Apareció por un recodo del
camino, por ese camino que poco tiene de llano y en el que las piedras
colocadas desde hace decenios obligan a dar un paso largo, dos cortos, un salto
y vuelta a empezar. Cuando le vi me pareció complicado transportar la carga, más
por el volumen que por el peso. Me paré, disparé la cámara y me aparté para
dejarle pasar. Pero se detuvo a mi lado. Apoyó la carga en el suelo. Entonces
le pregunté mientras le observaba: ¿De dónde vienes? ¿A dónde vas? ¿Cuánto peso
transportas? ¿Cuánto te pagan? No pensé que el interrogatorio pudiera
molestarle, y a tenor de su sonrisa y de sus respuestas, no lo hizo. Venía de
Khumjung y se dirigía a Some, seis o siete kilómetros de recorrido,
transportaba catorce tablones de madera de unos 2,10 metros de longitud x 30 de
ancho y 5 de grosor, es decir, unos 10 kg de peso por tablón … 140 kg. La
pagaban a 400 rupias por unidad, 5600 rupias… unos 45 euros. Le miré con
respeto. No. No solo respeto. Le miré con admiración. Me despedí de él. Me
sonrió, se dio la vuelta y se marchó. Aún me quedé un rato hasta verle
desaparecer, completamente encorvado, soportando el desequilibrio que provocaba
cada golpe de la parte inferior de la carga en alguna piedra saliente. El
pantalón, remangado hasta la rodilla, me permitió ver tensarse los gemelos a
cada paso. Imaginé el esfuerzo de todos y cada uno de sus músculos. 140 kg en
la espalda.
De rodillas y completamente
cubierto de polvo sobre una montaña de escombros. No acababa de entender muy
bien qué estaba haciendo, así que me aparté un poco. Aún tardé en darme cuenta.
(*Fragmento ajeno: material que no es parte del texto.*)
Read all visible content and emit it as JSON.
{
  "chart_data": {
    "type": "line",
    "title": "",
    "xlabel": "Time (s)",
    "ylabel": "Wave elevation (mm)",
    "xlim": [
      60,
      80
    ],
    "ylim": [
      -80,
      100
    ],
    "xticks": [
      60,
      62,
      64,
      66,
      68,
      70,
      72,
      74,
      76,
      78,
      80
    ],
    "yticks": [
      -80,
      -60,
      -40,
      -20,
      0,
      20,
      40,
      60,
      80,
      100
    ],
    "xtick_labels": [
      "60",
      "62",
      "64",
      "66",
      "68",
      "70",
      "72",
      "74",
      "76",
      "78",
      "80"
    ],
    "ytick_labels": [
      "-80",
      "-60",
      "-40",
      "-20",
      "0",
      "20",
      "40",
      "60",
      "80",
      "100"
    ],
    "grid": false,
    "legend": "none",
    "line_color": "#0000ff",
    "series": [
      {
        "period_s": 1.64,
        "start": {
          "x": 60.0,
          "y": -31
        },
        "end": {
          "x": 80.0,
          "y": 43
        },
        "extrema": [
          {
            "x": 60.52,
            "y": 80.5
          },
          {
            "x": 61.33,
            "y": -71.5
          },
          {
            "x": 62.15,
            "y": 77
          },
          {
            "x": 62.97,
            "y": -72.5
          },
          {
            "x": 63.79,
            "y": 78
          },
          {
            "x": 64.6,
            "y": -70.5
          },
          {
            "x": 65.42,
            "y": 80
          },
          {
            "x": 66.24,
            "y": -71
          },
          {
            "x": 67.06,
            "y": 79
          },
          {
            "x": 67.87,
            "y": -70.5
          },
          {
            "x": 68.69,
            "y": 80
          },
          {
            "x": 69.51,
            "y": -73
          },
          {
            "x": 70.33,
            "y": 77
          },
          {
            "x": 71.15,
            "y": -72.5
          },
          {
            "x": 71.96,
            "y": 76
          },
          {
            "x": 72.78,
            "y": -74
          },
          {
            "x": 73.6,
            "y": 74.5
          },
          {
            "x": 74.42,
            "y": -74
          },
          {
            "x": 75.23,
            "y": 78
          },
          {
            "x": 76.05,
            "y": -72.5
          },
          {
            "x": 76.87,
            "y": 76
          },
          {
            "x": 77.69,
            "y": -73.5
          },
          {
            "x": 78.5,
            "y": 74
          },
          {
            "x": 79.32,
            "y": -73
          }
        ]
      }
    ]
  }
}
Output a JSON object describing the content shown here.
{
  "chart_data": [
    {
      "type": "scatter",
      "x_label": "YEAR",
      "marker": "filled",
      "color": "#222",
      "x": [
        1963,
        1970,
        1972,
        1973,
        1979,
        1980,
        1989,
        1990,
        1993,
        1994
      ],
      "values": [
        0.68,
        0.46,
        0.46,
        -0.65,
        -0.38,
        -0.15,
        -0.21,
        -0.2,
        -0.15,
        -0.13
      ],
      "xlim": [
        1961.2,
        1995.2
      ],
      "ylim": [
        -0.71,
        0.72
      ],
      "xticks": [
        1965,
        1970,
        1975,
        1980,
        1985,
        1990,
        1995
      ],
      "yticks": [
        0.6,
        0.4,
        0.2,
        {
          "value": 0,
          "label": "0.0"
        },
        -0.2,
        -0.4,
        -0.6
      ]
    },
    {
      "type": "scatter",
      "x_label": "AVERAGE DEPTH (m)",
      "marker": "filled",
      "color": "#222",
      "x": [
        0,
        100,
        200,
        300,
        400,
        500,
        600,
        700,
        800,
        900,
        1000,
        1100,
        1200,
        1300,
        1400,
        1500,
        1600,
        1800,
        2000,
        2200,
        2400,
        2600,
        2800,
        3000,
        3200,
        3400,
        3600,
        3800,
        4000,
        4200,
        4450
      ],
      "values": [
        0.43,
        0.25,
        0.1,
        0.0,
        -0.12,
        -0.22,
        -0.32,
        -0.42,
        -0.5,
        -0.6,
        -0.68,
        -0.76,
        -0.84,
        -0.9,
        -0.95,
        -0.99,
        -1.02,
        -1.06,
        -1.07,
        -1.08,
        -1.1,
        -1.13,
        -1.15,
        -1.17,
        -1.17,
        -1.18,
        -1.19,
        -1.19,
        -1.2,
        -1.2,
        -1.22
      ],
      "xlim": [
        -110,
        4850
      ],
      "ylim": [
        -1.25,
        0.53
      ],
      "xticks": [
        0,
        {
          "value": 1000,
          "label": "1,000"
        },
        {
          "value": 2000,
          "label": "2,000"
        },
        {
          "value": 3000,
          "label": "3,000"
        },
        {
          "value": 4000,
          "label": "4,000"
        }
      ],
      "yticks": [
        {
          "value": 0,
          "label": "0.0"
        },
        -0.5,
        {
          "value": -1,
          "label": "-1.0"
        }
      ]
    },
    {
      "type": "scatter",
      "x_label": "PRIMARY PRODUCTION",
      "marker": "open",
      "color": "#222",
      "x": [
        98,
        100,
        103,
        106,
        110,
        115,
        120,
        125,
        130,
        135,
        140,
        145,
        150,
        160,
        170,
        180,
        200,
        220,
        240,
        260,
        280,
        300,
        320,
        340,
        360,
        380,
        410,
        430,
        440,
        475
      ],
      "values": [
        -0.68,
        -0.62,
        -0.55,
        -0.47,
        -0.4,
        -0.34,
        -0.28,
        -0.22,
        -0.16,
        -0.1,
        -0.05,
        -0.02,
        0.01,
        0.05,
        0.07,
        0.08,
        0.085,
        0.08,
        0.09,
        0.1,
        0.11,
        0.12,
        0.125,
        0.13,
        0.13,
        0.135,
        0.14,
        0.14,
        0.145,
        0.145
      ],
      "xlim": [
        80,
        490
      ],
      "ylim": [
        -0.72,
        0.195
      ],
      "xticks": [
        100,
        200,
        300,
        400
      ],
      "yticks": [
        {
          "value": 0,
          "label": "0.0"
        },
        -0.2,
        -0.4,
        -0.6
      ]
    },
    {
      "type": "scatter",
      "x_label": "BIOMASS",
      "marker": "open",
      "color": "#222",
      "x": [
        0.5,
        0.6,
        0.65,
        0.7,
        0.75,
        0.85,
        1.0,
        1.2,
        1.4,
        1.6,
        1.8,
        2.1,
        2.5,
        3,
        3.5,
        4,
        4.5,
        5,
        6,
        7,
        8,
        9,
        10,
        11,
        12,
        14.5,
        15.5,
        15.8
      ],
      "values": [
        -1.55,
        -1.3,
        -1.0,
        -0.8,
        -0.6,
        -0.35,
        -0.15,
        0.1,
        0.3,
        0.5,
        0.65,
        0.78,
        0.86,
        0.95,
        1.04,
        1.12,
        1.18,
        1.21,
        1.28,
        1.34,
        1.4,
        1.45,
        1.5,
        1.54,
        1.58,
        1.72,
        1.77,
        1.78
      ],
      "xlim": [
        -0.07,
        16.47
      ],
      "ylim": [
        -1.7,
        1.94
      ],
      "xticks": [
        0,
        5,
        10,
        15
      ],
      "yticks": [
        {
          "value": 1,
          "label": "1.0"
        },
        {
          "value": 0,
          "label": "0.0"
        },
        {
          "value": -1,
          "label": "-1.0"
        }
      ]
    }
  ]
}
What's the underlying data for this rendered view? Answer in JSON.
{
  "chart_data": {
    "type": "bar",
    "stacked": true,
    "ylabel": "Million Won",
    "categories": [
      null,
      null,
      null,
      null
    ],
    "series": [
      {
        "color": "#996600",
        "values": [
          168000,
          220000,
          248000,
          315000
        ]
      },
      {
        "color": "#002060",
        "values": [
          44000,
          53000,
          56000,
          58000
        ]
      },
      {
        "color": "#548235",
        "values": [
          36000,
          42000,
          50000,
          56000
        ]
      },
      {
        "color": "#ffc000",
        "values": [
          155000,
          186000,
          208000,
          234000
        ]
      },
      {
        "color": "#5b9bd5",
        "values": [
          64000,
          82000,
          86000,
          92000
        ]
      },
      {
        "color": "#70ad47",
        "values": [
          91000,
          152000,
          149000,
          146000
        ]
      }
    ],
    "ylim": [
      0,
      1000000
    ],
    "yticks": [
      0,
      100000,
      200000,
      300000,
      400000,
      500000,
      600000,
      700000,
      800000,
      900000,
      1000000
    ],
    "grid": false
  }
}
Estaba separando los ladrillos que tal vez pudieran ser de utilidad del resto
de materiales del derribo. Cuando me di cuenta recorrí con la mirada todo el
solar. Decenas de montoncitos de ladrillos, algunos completos, la mayor parte
simples trozos. Separados uno a uno. A gatas. Removiendo todos y cada uno de
los trozos de cemento, hormigón, madera y hierro que en su día se desplomaron.
Me miró. No me atreví a disparar la cámara. Solo me fijé en sus ojos. Dos puntos oscuros escondidos en sus
respectivas cavernas, tan profundas como su resignación y su tristeza. Esos
ojos me vieron por dentro. Y sentí vergüenza.
¿Cuántos años tendría esa mujer?
¿Sesenta? ¿Setenta? A lo mejor muchos menos a pesar de su apariencia. Aguantaba
cada golpe de palada con una ligera flexión de las rodillas. Las fui contando
una a una. Doce. Doce paladas de piedra machacada a la espalda en un cesto de
mimbre. Una banda elaborada con un trozo de plástico a la frente. Bajar la
rampa del camión, recorrer veinte metros y descargar. Y vuelta al camión. Con
la ropa tan raída como su propia cara, cada centímetro surcado por arrugas
ensombrecidas por el polvo y la mugre. ¿Cuantas horas llevaría así?
Treking en Nepal. Montañas.
Ochomiles. El Everest. Glaciares. La épica del alpinismo en el corazón del
Himalaya. El Lhotse. El Ama Dablam. Las gestas míticas de los más grandes
montañeros recogidas en la literatura del género revividas sobre el terreno.
Pero si te apartas del camino y
abres los ojos, entonces te encuentras la realidad. Y si te dejas, te golpea.
Y semanas después, esas caras no
se desdibujan, siguen presentes. Aún más que las montañas.